At various times, I recorded the chord sequence but remained bound to the original structure. In this manner, Armour hibernated for several decades. 

During the first months of the Covid-19 pandemic, the city and its airport were quiet enough that I could record acoustic guitars at home.

I rethought Armour as a series of motifs that I isolated and reassembled into fugal variations of the original chord structure with rhythmic, timbral, and harmonic layering. 

Thematically, Armour became a tone-poem for the pandemic years; a concerto of instruments against textured, processed layers. 
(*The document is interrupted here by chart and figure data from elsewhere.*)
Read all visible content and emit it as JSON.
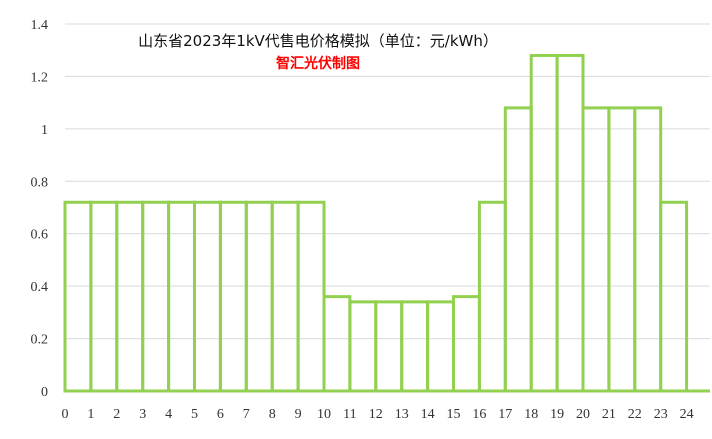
{
  "chart_data": {
    "type": "bar",
    "title": "山东省2023年1kV代售电价格模拟（单位：元/kWh）",
    "subtitle": "智汇光伏制图",
    "xlabel": "",
    "ylabel": "",
    "ylim": [
      0,
      1.4
    ],
    "yticks": [
      "0",
      "0.2",
      "0.4",
      "0.6",
      "0.8",
      "1",
      "1.2",
      "1.4"
    ],
    "xticks": [
      "0",
      "1",
      "2",
      "3",
      "4",
      "5",
      "6",
      "7",
      "8",
      "9",
      "10",
      "11",
      "12",
      "13",
      "14",
      "15",
      "16",
      "17",
      "18",
      "19",
      "20",
      "21",
      "22",
      "23",
      "24"
    ],
    "categories": [
      "0",
      "1",
      "2",
      "3",
      "4",
      "5",
      "6",
      "7",
      "8",
      "9",
      "10",
      "11",
      "12",
      "13",
      "14",
      "15",
      "16",
      "17",
      "18",
      "19",
      "20",
      "21",
      "22",
      "23"
    ],
    "values": [
      0.72,
      0.72,
      0.72,
      0.72,
      0.72,
      0.72,
      0.72,
      0.72,
      0.72,
      0.72,
      0.36,
      0.34,
      0.34,
      0.34,
      0.34,
      0.36,
      0.72,
      1.08,
      1.28,
      1.28,
      1.08,
      1.08,
      1.08,
      0.72
    ],
    "grid": true,
    "legend": "none",
    "colors": {
      "bar_outline": "#92d050",
      "subtitle": "#ff0000",
      "gridline": "#d9d9d9",
      "axis": "#92d050"
    }
  }
}
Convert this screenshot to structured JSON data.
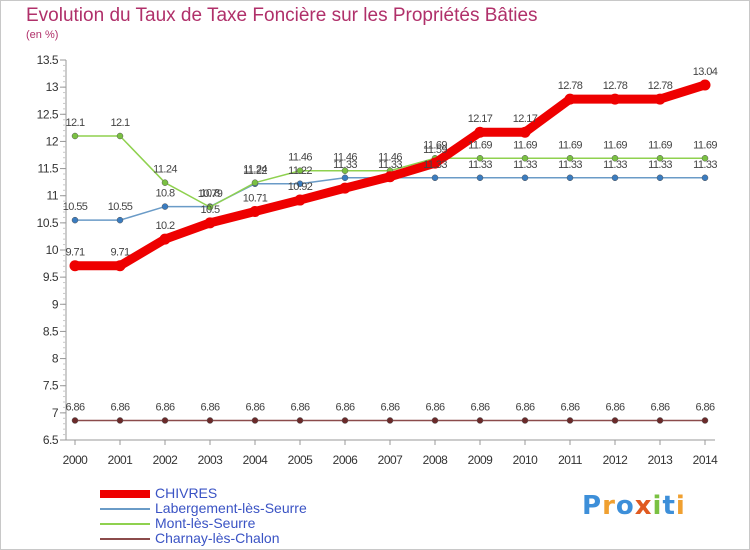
{
  "title": "Evolution du Taux de Taxe Foncière sur les Propriétés Bâties",
  "unit_label": "(en %)",
  "logo": {
    "text": "Proxiti",
    "letters": [
      "P",
      "r",
      "o",
      "x",
      "i",
      "t",
      "i"
    ],
    "colors": [
      "#3d8fd9",
      "#f0a030",
      "#3d8fd9",
      "#e05a20",
      "#7ac142",
      "#3d8fd9",
      "#f0a030"
    ]
  },
  "chart_data": {
    "type": "line",
    "title": "Evolution du Taux de Taxe Foncière sur les Propriétés Bâties",
    "ylabel": "(en %)",
    "xlabel": "",
    "ylim": [
      6.5,
      13.5
    ],
    "yticks": [
      "6.5",
      "7",
      "7.5",
      "8",
      "8.5",
      "9",
      "9.5",
      "10",
      "10.5",
      "11",
      "11.5",
      "12",
      "12.5",
      "13",
      "13.5"
    ],
    "categories": [
      "2000",
      "2001",
      "2002",
      "2003",
      "2004",
      "2005",
      "2006",
      "2007",
      "2008",
      "2009",
      "2010",
      "2011",
      "2012",
      "2013",
      "2014"
    ],
    "series": [
      {
        "name": "CHIVRES",
        "color": "#ee0000",
        "width": 9,
        "values": [
          9.71,
          9.71,
          10.2,
          10.5,
          10.71,
          10.92,
          11.14,
          11.35,
          11.6,
          12.17,
          12.17,
          12.78,
          12.78,
          12.78,
          13.04
        ],
        "labels": [
          "9.71",
          "9.71",
          "10.2",
          "10.5",
          "10.71",
          "10.92",
          "",
          "",
          "11.59",
          "12.17",
          "12.17",
          "12.78",
          "12.78",
          "12.78",
          "13.04"
        ]
      },
      {
        "name": "Labergement-lès-Seurre",
        "color": "#6a9bc7",
        "marker": "#3a7cc0",
        "width": 1.5,
        "values": [
          10.55,
          10.55,
          10.8,
          10.8,
          11.22,
          11.22,
          11.33,
          11.33,
          11.33,
          11.33,
          11.33,
          11.33,
          11.33,
          11.33,
          11.33
        ],
        "labels": [
          "10.55",
          "10.55",
          "10.8",
          "10.8",
          "11.22",
          "11.22",
          "11.33",
          "11.33",
          "11.33",
          "11.33",
          "11.33",
          "11.33",
          "11.33",
          "11.33",
          "11.33"
        ]
      },
      {
        "name": "Mont-lès-Seurre",
        "color": "#8fd14f",
        "marker": "#7ac142",
        "width": 1.5,
        "values": [
          12.1,
          12.1,
          11.24,
          10.79,
          11.24,
          11.46,
          11.46,
          11.46,
          11.69,
          11.69,
          11.69,
          11.69,
          11.69,
          11.69,
          11.69
        ],
        "labels": [
          "12.1",
          "12.1",
          "11.24",
          "10.79",
          "11.24",
          "11.46",
          "11.46",
          "11.46",
          "11.69",
          "11.69",
          "11.69",
          "11.69",
          "11.69",
          "11.69",
          "11.69"
        ]
      },
      {
        "name": "Charnay-lès-Chalon",
        "color": "#8b4b4b",
        "marker": "#6b2a2a",
        "width": 1.5,
        "values": [
          6.86,
          6.86,
          6.86,
          6.86,
          6.86,
          6.86,
          6.86,
          6.86,
          6.86,
          6.86,
          6.86,
          6.86,
          6.86,
          6.86,
          6.86
        ],
        "labels": [
          "6.86",
          "6.86",
          "6.86",
          "6.86",
          "6.86",
          "6.86",
          "6.86",
          "6.86",
          "6.86",
          "6.86",
          "6.86",
          "6.86",
          "6.86",
          "6.86",
          "6.86"
        ]
      }
    ],
    "grid": false,
    "legend": "bottom-left"
  }
}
  • Solo guitars are naked and exposed. The performer is vulnerable. Exposure leads to judgement. Is the guitar in tune? How is the intonation? Are there any bum notes? Is the pacing steady? Or is he rushing? How good is the microphone placement? Is the signal-to-noise ratio of the recording chain adequate? How effective is the balance of technique with emotion? Hey, is this guy any good? 
  • The layers and electronics are comfortable masks. You don’t have to breathe in any cold, dusty, acoustic, organic air. This is the safe place, the comfortable space where you cannot judge because all is thick and hidden. No germs touch these electrons. Control is deep as I chop, stretch, process, reassemble, and glue. This is an awful lot of work, but it feels protected, walled in, and cozy. However, isolation never ends well, guaranteed. The comforting boundaries of the cocoon cool into the stark walls of a prison as the walls move steadily closer to the heart. 

Of course, all of this narrative and interpretation is mine. The great beauty of instrumental music is that no words direct your attention, and you can make your own interpretations. 

Armour is constructed in sonata form with a prelude and 3 fugues as follows: 

  • Prelude: Presents the full, 4-section chord sequence twice. First as unmasked guitar, then a swirl of organs floats like a drunken, drifting calliope. 
  • Fugue 01: Presents the first two chord sequences in fugal layers of guitars and organs. 
  • Fugue 02 Largo: Presents the first two chord sequences three times: very slowly, slowly, and at full speed.
  • Fugue 03 Finale: Presents the last two chord sequences of simple and suspended harmonies and cadences. The fugal layers of guitars shift in time to reveal poignant harmonies until the solo guitar returns unmasked. By the end, almost everything has changed though much seems the same.